MANHATTAN (CN) – A New York jewel tycoon pleaded guilty Friday to using a forged judge’s signature to scrub Google clean of bad reviews, in the same federal court district of the judge whose signature he copied.
Federal prosecutors Sheb Swett and Daniel S. Noble claimed that after successfully litigating one legitimate libel takedown request, the sapphire businessman Michael Arnstein went rogue with forged court orders to remove allegedly defamatory online reviews of his company.
Arnstein, the CEO of the Natural Sapphire Company in Midtown, was charged in April, accused of copying the signature of U.S. District Judge Alison Nathan in the Southern District of New York.
On Friday, he pleaded guilty to one count of conspiracy to forge a judicial signature, which carries a maximum sentence of five years in prison.
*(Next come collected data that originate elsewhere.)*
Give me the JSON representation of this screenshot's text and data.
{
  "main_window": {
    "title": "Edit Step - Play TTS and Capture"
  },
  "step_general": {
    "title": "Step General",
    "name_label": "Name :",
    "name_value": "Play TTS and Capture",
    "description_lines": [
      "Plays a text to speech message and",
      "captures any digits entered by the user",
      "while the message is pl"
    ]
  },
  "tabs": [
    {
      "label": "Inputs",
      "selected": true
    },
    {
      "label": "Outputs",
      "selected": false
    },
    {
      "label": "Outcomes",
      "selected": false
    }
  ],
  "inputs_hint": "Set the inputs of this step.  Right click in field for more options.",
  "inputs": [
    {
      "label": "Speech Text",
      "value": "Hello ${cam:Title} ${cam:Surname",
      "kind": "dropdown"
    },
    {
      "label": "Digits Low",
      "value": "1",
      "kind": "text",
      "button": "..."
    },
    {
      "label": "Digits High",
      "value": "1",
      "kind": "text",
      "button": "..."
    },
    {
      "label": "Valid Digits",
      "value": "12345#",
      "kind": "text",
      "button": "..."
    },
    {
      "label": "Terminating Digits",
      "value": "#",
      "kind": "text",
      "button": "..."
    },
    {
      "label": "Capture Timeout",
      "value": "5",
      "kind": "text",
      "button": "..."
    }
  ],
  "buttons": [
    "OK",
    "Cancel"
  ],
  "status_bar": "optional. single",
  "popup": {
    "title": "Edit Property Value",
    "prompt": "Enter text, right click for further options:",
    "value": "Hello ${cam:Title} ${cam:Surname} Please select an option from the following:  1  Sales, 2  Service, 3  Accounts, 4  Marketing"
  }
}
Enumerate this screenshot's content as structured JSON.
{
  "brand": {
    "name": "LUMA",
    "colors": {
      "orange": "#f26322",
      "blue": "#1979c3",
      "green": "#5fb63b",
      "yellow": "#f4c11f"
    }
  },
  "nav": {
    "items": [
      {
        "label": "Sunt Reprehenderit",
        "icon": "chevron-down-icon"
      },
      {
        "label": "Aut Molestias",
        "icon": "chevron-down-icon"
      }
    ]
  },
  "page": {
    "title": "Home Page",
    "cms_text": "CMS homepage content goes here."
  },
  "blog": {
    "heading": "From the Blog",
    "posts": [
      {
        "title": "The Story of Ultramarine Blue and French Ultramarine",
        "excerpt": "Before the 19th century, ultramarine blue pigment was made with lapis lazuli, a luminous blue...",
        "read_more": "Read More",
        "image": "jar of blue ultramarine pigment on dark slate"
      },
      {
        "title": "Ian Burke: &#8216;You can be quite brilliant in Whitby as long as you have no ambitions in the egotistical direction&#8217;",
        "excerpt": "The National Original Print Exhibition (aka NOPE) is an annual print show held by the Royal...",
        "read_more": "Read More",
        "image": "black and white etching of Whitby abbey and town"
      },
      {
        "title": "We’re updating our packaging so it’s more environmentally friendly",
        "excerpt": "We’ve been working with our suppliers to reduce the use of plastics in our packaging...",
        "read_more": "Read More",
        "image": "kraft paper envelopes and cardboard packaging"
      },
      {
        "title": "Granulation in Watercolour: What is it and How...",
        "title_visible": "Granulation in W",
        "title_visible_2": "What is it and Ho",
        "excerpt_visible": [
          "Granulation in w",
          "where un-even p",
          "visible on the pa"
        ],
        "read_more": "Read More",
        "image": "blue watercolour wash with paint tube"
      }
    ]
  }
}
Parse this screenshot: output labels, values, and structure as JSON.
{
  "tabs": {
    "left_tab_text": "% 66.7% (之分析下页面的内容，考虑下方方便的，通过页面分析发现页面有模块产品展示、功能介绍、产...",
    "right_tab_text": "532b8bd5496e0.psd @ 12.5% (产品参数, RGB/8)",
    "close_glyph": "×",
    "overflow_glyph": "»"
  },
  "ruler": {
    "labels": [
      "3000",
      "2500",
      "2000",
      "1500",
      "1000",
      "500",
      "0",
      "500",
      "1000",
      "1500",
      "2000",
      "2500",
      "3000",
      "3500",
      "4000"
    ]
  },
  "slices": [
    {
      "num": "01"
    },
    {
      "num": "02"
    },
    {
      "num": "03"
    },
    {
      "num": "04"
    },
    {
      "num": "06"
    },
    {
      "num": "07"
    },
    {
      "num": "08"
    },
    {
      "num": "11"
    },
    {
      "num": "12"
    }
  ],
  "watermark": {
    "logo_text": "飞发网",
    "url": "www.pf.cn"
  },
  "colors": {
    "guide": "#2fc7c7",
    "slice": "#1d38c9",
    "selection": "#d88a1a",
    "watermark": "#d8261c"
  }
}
The plea agreement’s guideline range for sentencing was 12 to 18 months, with fines ranging from $5,500 to $55,000.00.
He previously faced two counts of forging a judge’s signature in addition to the related conspiracy count, each of which carried a possible five-year sentence.
Acting Manhattan U.S. Attorney Joon H. Kim said in a statement, “As he admitted today, Michael Arnstein exploited the authority of the federal judiciary in a blatantly criminal scheme. By forging court orders and the signature of a U.S. District Judge, Arnstein was able to effectively erase websites critical of Arnstein’s business from its search results. Now Arnstein awaits sentencing in the same court he impersonated.”
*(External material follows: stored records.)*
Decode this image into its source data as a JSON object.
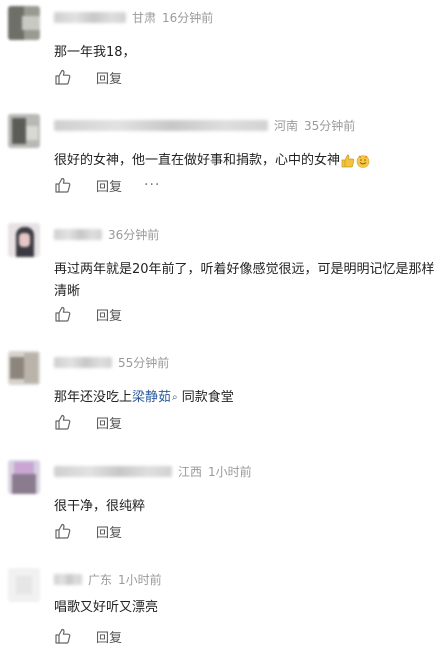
{
  "comments": [
    {
      "location": "甘肃",
      "time": "16分钟前",
      "text": "那一年我18，",
      "reply_label": "回复"
    },
    {
      "location": "河南",
      "time": "35分钟前",
      "text": "很好的女神，他一直在做好事和捐款，心中的女神",
      "reply_label": "回复",
      "more_label": "···",
      "emoji": [
        "thumbs-up-emoji",
        "smiling-face-emoji"
      ]
    },
    {
      "location": "",
      "time": "36分钟前",
      "text": "再过两年就是20年前了，听着好像感觉很远，可是明明记忆是那样清晰",
      "reply_label": "回复"
    },
    {
      "location": "",
      "time": "55分钟前",
      "text_before": "那年还没吃上",
      "mention": "梁静茹",
      "text_after": "同款食堂",
      "reply_label": "回复"
    },
    {
      "location": "江西",
      "time": "1小时前",
      "text": "很干净，很纯粹",
      "reply_label": "回复"
    },
    {
      "location": "广东",
      "time": "1小时前",
      "text": "唱歌又好听又漂亮",
      "reply_label": "回复"
    }
  ]
}
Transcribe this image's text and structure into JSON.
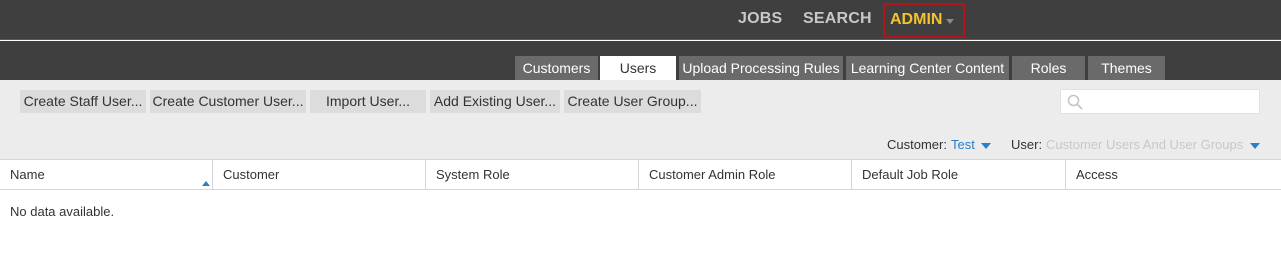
{
  "topnav": {
    "jobs_label": "JOBS",
    "search_label": "SEARCH",
    "admin_label": "ADMIN"
  },
  "tabs": [
    {
      "label": "Customers",
      "active": false
    },
    {
      "label": "Users",
      "active": true
    },
    {
      "label": "Upload Processing Rules",
      "active": false
    },
    {
      "label": "Learning Center Content",
      "active": false
    },
    {
      "label": "Roles",
      "active": false
    },
    {
      "label": "Themes",
      "active": false
    }
  ],
  "toolbar": {
    "buttons": [
      "Create Staff User...",
      "Create Customer User...",
      "Import User...",
      "Add Existing User...",
      "Create User Group..."
    ],
    "search_placeholder": ""
  },
  "filters": {
    "customer_label": "Customer:",
    "customer_value": "Test",
    "user_label": "User:",
    "user_value": "Customer Users And User Groups"
  },
  "table": {
    "columns": [
      "Name",
      "Customer",
      "System Role",
      "Customer Admin Role",
      "Default Job Role",
      "Access"
    ],
    "sorted_column": "Name",
    "sort_direction": "ascending",
    "empty_message": "No data available."
  },
  "colors": {
    "nav_bg": "#3f3f3f",
    "admin_active": "#f2c230",
    "admin_highlight_border": "#b0151a",
    "link_blue": "#2a7fc9",
    "tab_inactive": "#6a6a6a",
    "toolbar_bg": "#ececec"
  }
}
U.S. Attorney Kim also thanked Google for its assistance in the investigation.
“Arnstein’s attempts to remove any trace of unfavorable information about his business posted online sent him down a slippery slope,” FBI Assistant Director-in-Charge William F. Sweeney Jr. said. “Not only did he commit a federal crime by forging a judge’s signature in furtherance of his scheme, but he now finds himself back on the Internet. This time, however, it’s a story no search engine can erase.”
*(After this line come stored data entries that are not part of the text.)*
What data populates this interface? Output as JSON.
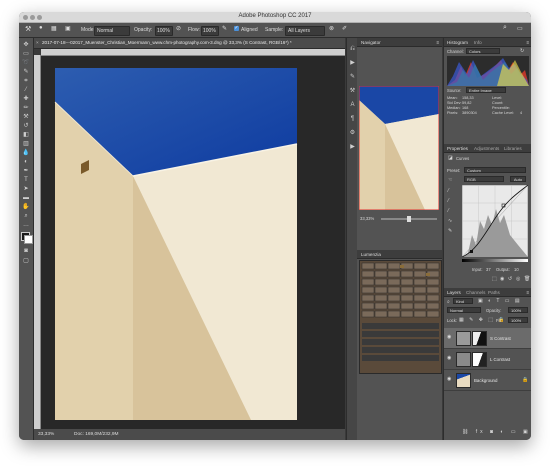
{
  "app": {
    "title": "Adobe Photoshop CC 2017",
    "accent": "#4a90d9"
  },
  "options_bar": {
    "mode_label": "Mode:",
    "mode_value": "Normal",
    "opacity_label": "Opacity:",
    "opacity_value": "100%",
    "flow_label": "Flow:",
    "flow_value": "100%",
    "aligned_label": "Aligned",
    "sample_label": "Sample:",
    "sample_value": "All Layers"
  },
  "document": {
    "tab_title": "2017-07-18---02017_Muenster_Christian_Moermann_www.chm-photography.com-3.dng @ 33,3% (S Contrast, RGB/16*) *",
    "zoom": "33,33%",
    "doc_info": "Doc: 169,0M/232,9M"
  },
  "navigator": {
    "title": "Navigator",
    "zoom": "33,33%"
  },
  "histogram": {
    "tabs": [
      "Histogram",
      "Info"
    ],
    "channel_label": "Channel:",
    "channel_value": "Colors",
    "source_label": "Source:",
    "source_value": "Entire Image",
    "stats": {
      "mean_label": "Mean:",
      "mean": "158,33",
      "std_label": "Std Dev:",
      "std": "59,82",
      "median_label": "Median:",
      "median": "168",
      "pixels_label": "Pixels:",
      "pixels": "3890304",
      "level_label": "Level:",
      "count_label": "Count:",
      "percentile_label": "Percentile:",
      "cache_label": "Cache Level:",
      "cache": "4"
    }
  },
  "properties": {
    "tabs": [
      "Properties",
      "Adjustments",
      "Libraries"
    ],
    "type": "Curves",
    "preset_label": "Preset:",
    "preset_value": "Custom",
    "channel_value": "RGB",
    "auto_label": "Auto",
    "input_label": "Input:",
    "input_value": "37",
    "output_label": "Output:",
    "output_value": "10"
  },
  "luminosity": {
    "title": "Lumenzia"
  },
  "layers": {
    "tabs": [
      "Layers",
      "Channels",
      "Paths"
    ],
    "kind_label": "Kind",
    "blend_value": "Normal",
    "opacity_label": "Opacity:",
    "opacity_value": "100%",
    "lock_label": "Lock:",
    "fill_label": "Fill:",
    "fill_value": "100%",
    "items": [
      {
        "name": "S Contrast"
      },
      {
        "name": "L Contrast"
      },
      {
        "name": "Background"
      }
    ]
  }
}
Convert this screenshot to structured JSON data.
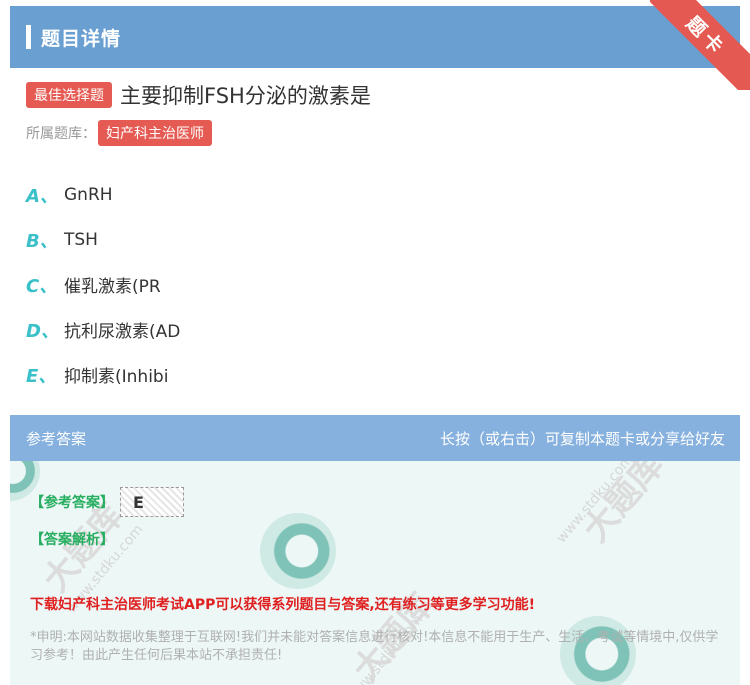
{
  "header": {
    "title": "题目详情"
  },
  "ribbon": {
    "label": "题卡"
  },
  "question": {
    "type_tag": "最佳选择题",
    "text": "主要抑制FSH分泌的激素是"
  },
  "bank": {
    "label": "所属题库：",
    "name": "妇产科主治医师"
  },
  "options": [
    {
      "letter": "A、",
      "text": "GnRH"
    },
    {
      "letter": "B、",
      "text": "TSH"
    },
    {
      "letter": "C、",
      "text": "催乳激素(PR"
    },
    {
      "letter": "D、",
      "text": "抗利尿激素(AD"
    },
    {
      "letter": "E、",
      "text": "抑制素(Inhibi"
    }
  ],
  "answer_section": {
    "title": "参考答案",
    "hint": "长按（或右击）可复制本题卡或分享给好友",
    "answer_label": "【参考答案】",
    "answer_value": "E",
    "analysis_label": "【答案解析】",
    "promo": "下载妇产科主治医师考试APP可以获得系列题目与答案,还有练习等更多学习功能!",
    "disclaimer": "*申明:本网站数据收集整理于互联网!我们并未能对答案信息进行核对!本信息不能用于生产、生活、考试等情境中,仅供学习参考！由此产生任何后果本站不承担责任!"
  },
  "watermark": {
    "text": "大题库",
    "url": "www.stdku.com"
  },
  "colors": {
    "header": "#6a9fd2",
    "tag": "#e55a52",
    "option_letter": "#3ac0c8",
    "answer_green": "#27ae60",
    "promo_red": "#e02020"
  }
}
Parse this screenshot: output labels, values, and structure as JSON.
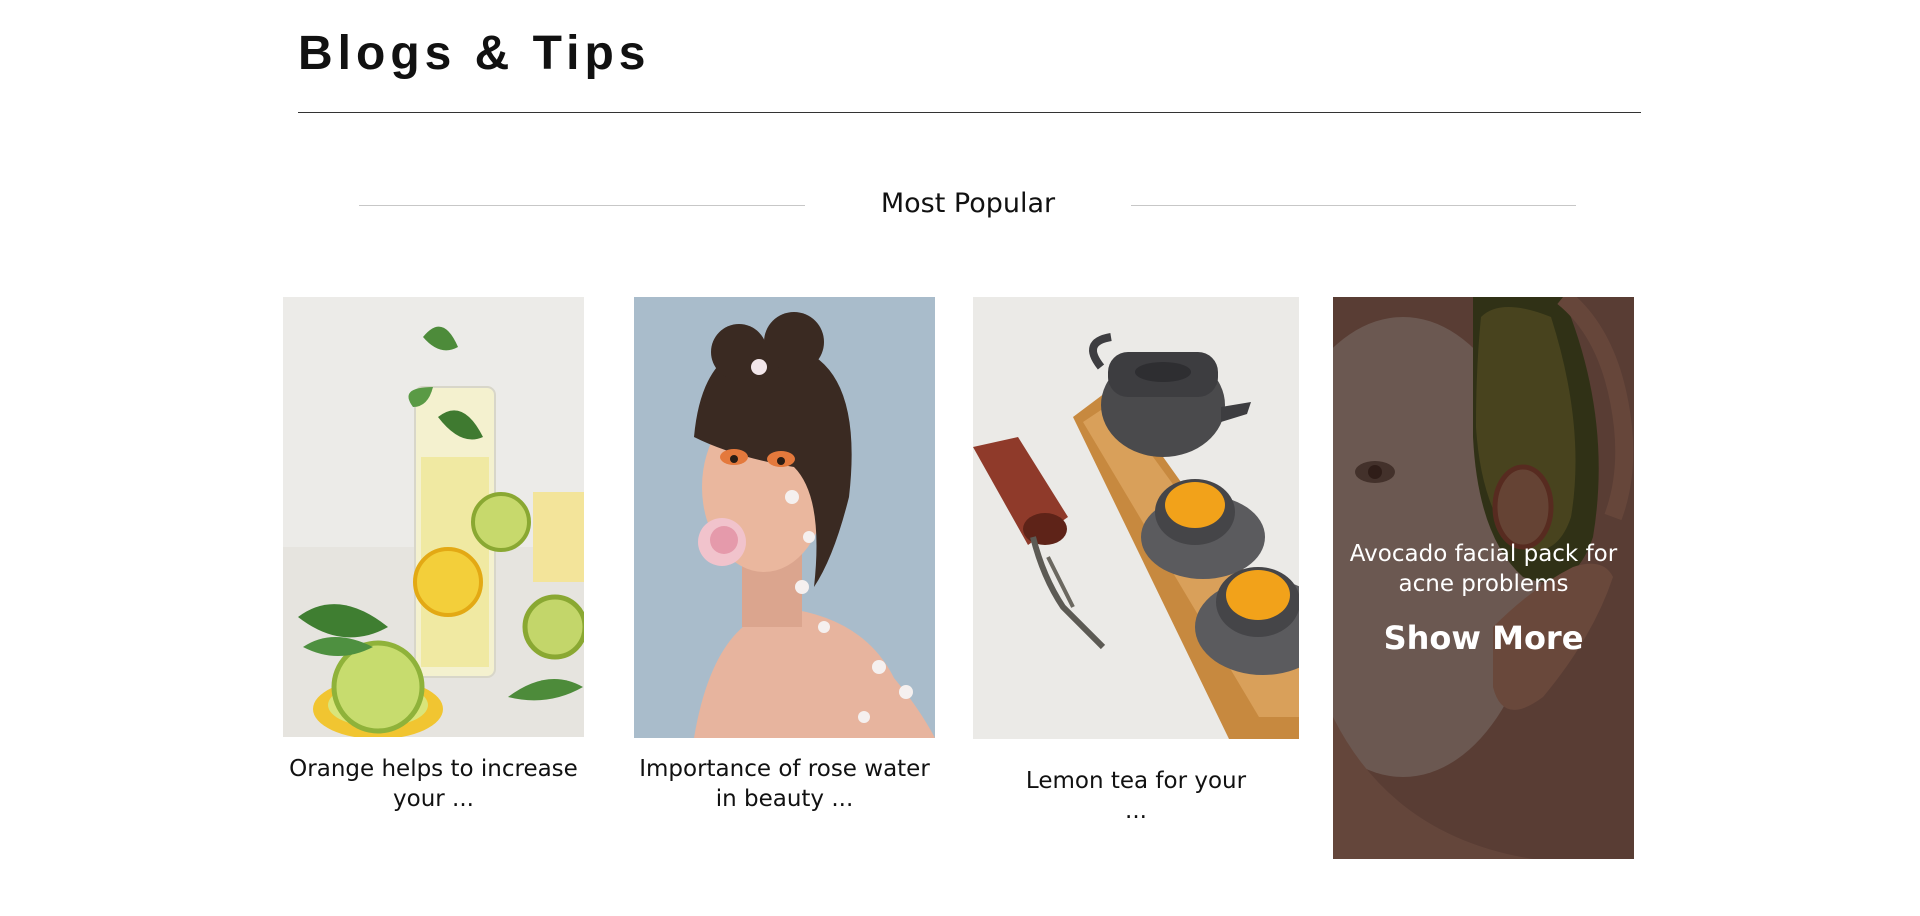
{
  "header": {
    "title": "Blogs & Tips"
  },
  "section": {
    "heading": "Most Popular"
  },
  "cards": [
    {
      "caption_line1": "Orange helps to increase",
      "caption_line2": "your ..."
    },
    {
      "caption_line1": "Importance of rose water",
      "caption_line2": "in beauty ..."
    },
    {
      "caption_line1": "Lemon tea for your",
      "caption_line2": "..."
    }
  ],
  "featured": {
    "title_line1": "Avocado facial pack for",
    "title_line2": "acne problems",
    "show_more_label": "Show More"
  }
}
According to federal prosecutors’ complaint, Google received at least 10 emails between Jan. 19, 2015, and Feb. 10, 2017, with forged orders bearing the signature of Judge Nathan, the judge who signed Arnstein’s 2012 default judgment.
The complaint alleged Arnstein submitted orders with bogus signatures and authority to Google, demanding the search behemoth de-index negative criticisms, “scrubbing” the search engine’s results.
Prosecutors uncovered emails where Arnstein enthusiastically recommended his successful scrubbing methods to third parties.
One email in the complaint read, “No bullshit: if I could do it all over again I would have found another court order injunction for removal of links (probably something that can be found online pretty easily) made changes in photoshop to show the links that I wanted removed and then sent to ‘firstname.lastname@example.org’ as a pdf — showing the court order docket number, the judges [sic] signature — but with the new links put in.”
Arnstein added in a 2014 email, “I could have saved 100K and 2 years of waiting/damage if I just used photoshop and a few hours of creative editing … Lawyers are often worse than the criminals.”
Arnstein, who lives in Kailua, Hawaii, was arrested on April 17 and was presented before U.S. Magistrate Barbara Moses, where he pleaded not guilty and was released on his own recognizance.
He is represented by Steven Brounstein at Papa Depaola & Brounstein in Bayside, New York. Brounstein declined to comment on Friday’s guilty plea.
The government’s prosecution of the case was overseen by the U.S. Attorney’s Office’s Complex Frauds and Cybercrime Unit.